En conséquence, à défaut de pouvoir faire appel à un expert de manière continue ou régulière, les porteurs de projets numériques tireraient bénéfice à posséder de meilleures connaissances dans la discipline et des outils méthodologiques simples et rapides pour les guider dans les choix de conception et les orientations à prendre au quotidien (éventuellement entre deux interventions). Cela éviterait l’accumulation de nombreux petits défauts d’ergonomie au fil du temps qui conduisent ensuite à la nécessité de recourir à des refontes complètes et complexes.

De plus, Sandra a constaté la difficulté des équipes à opérer des choix relatifs à l’ergonomie. La discipline étant liées aux sciences humaines, il n’est pas évident de discerner la meilleure proposition formulée parmi les membres. Les réunions méritent davantage de cadrage et de guidage, sans pour autant freiner leur aspect créatif et participatif. Les objets de facilitation/supports physiques facilitent ce travail étant donné leur neutralité. Leur caractère impersonnel, en comparaison des participants aux réunions, les démarque et les place en position d’animateurs et médiateurs de réunion.

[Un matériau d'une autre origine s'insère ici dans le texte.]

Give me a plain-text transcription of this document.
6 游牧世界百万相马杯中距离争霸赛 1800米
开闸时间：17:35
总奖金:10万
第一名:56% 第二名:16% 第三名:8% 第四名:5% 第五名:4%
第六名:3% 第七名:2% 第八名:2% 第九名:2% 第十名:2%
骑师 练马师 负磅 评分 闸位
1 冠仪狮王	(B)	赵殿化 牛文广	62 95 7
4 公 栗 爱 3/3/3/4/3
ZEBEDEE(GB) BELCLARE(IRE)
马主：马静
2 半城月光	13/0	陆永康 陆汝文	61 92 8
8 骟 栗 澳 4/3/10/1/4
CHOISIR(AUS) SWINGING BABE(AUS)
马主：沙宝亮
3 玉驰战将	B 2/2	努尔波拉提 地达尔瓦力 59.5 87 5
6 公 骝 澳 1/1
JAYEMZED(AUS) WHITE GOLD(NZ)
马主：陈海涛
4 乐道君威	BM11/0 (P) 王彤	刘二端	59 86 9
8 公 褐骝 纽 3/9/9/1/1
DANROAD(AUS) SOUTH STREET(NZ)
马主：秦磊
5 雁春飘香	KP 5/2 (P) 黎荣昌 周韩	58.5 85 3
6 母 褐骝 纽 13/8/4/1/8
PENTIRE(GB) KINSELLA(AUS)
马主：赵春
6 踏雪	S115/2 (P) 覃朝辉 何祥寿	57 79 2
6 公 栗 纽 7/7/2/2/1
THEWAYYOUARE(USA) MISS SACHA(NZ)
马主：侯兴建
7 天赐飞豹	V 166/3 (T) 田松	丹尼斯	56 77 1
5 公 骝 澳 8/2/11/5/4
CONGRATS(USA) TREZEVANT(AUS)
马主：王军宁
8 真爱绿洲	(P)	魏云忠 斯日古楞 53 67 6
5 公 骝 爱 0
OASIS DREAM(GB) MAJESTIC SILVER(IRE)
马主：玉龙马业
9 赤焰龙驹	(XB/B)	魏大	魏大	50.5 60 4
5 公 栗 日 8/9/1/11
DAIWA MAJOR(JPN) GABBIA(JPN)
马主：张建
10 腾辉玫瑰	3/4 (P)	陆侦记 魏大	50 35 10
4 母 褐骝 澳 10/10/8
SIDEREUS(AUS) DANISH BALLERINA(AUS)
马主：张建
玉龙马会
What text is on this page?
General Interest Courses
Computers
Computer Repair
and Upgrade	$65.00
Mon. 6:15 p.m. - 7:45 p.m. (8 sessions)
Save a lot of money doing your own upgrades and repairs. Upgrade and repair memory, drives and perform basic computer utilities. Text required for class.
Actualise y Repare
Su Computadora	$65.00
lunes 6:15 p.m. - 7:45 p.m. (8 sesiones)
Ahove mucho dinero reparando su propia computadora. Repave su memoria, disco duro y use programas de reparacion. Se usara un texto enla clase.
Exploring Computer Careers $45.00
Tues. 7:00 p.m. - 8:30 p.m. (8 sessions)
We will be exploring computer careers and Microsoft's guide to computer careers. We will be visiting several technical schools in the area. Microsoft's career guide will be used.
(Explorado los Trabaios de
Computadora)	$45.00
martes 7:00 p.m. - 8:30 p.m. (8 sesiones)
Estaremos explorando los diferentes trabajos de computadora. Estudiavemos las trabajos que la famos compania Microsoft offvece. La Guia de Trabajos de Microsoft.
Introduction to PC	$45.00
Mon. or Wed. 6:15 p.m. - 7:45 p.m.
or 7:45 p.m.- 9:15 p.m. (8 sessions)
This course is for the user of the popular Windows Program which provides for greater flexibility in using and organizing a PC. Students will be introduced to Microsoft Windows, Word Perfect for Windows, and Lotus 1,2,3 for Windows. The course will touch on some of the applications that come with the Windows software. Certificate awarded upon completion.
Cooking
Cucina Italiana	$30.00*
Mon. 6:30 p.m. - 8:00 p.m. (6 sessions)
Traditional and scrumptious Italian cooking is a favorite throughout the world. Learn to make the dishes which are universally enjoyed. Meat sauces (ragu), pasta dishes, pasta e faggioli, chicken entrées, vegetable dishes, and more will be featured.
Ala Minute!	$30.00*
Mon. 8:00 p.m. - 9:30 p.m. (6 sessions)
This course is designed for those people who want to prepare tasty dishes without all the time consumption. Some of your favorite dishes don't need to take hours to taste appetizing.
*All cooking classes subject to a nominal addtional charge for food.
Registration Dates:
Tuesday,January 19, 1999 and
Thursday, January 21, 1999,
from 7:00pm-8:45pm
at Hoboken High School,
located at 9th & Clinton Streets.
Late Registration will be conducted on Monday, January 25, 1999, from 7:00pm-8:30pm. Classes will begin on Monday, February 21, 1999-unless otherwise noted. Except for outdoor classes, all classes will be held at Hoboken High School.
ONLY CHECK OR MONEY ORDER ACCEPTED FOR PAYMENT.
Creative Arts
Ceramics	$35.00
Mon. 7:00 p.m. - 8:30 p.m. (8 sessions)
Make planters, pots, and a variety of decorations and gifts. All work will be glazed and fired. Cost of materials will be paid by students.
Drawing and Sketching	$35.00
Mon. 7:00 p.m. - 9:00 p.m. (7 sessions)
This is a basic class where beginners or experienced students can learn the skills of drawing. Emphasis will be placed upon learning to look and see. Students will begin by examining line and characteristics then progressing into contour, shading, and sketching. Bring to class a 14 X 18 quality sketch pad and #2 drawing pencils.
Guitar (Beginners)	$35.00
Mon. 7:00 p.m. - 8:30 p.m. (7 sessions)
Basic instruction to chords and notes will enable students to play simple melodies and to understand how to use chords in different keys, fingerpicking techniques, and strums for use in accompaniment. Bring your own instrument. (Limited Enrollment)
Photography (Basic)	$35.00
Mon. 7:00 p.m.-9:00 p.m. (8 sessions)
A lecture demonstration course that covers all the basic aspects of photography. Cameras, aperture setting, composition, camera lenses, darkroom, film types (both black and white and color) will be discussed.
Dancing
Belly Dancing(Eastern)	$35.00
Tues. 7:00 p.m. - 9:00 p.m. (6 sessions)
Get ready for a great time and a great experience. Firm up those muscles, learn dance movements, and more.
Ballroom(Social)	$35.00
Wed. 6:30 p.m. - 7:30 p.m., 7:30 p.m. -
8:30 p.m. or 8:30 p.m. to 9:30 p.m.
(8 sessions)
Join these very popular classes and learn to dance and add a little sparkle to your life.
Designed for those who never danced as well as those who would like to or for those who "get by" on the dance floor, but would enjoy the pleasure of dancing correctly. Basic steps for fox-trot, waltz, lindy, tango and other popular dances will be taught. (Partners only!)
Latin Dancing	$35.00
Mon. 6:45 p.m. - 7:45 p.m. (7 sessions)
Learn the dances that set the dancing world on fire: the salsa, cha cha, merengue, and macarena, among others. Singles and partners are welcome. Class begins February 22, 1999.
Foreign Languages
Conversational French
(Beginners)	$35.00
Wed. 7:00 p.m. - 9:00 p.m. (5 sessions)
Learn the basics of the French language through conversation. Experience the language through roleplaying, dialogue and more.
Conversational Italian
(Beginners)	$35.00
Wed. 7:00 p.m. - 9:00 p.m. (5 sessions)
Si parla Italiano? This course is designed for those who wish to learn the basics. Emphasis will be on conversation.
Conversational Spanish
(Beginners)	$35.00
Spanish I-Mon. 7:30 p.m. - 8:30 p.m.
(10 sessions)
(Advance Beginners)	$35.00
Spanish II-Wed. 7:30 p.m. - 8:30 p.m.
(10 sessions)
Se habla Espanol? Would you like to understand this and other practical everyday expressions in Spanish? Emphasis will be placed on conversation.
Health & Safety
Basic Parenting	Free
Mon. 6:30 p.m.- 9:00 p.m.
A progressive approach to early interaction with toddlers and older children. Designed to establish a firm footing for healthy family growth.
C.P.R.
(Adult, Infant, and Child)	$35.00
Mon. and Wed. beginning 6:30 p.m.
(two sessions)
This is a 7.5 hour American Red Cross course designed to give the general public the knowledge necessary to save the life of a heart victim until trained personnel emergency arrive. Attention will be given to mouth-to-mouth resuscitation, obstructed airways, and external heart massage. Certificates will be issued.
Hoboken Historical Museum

Certaines méthodes populaires pourraient être également mieux utilisées. C’est le cas, par exemple, des personas. Il s’agit de personnages imaginaires créés pour représenter chaque groupe d’utilisateurs ciblé (leurs caractéristiques significatives). Certaines équipes fondent leur réflexion sur des a priori,  créent un unique persona ou choisissent de véritables clients comme personas. Le résultat est subjectif, caricatural ou, à l’inverse, trop détaillé et spécifique. Il est préférable de ne pas utiliser cette méthode plutôt que de l’utiliser uniquement de cette façon puisqu’elle oriente les décisions tout au long de la vie du projet. Par ailleurs, le design thinking est de plus en plus utilisé mais de la mauvaise manière. Il est tendance de recourir à la méthode en début de projet (ou en cas de refonte),  lors d’une réunion ou d’un atelier de 1 à 3 jours. Cet atelier est parfois réalisé sans phase de recherche en amont. Il en ressort souvent une proposition très intéressante et créative qui permet la validation de l’équipe et l’obtention d’un budget. Toutefois, cette proposition manque souvent de prendre en considération les principales contraintes techniques du projet et les fonctionnalités n’ont pas encore été bien détaillées et confrontées. L’approche design thinking n’est généralement pas poursuivie. Hors, le design thinking est une démarche qui s’adopte dans la durée et non pas uniquement à un instant T, lors d’un unique événement (qui permet malgré tout une initiation aux méthodes UX). Aussi, une fois sorties de l’atelier, au moment de développer, les équipes se heurtent à des questions fondamentales. Elles constatent que le planning sur lequel elles se sont engagées n’est plus cohérent et qu’il est important d’approfondir la phase de conception.

Enfin, l’usage des logiciels et des plateformes web de conception collaborative se généralise (ex : Miro). Ces outils sont pratiques quand les équipes sont distantes, dans le cas de multinationales ou de structures ayant des effectifs répartis sur plusieurs sites. Cela l’est également avec la généralisation du télétravail. Mais, pour les petites structures ou lorsque les parties prenantes du projet travaillent ensemble régulièrement, il est dommage qu’il ne se réunissent pas autour d’une table pour concevoir ensemble de visu et concrètement. Cela manque de convivialité et accroît le temps de travail passé sur écran, qui cause fatigue et autres symptômes.

Besoin d'un accompagnement UX/UI ? Nous sommes là pour vous conseiller

Dans ce contexte, Uxineo souhaite soutenir les spécialistes UX qui œuvrent pour une meilleure compréhension et adoption de leur discipline et de leur métier, faire connaître et rendre accessible le design d’expérience utilisateur aux entreprises qui ne sont pas spécialisées dans le domaine du numérique (particulièrement les petites entreprises) et fournir des outils simples et conviviaux aux équipes de conception digitale qui ne disposent pas d’un expert UX au quotidien dans leur équipe, pour intégrer facilement une démarche UX dans leur mode de fonctionnement.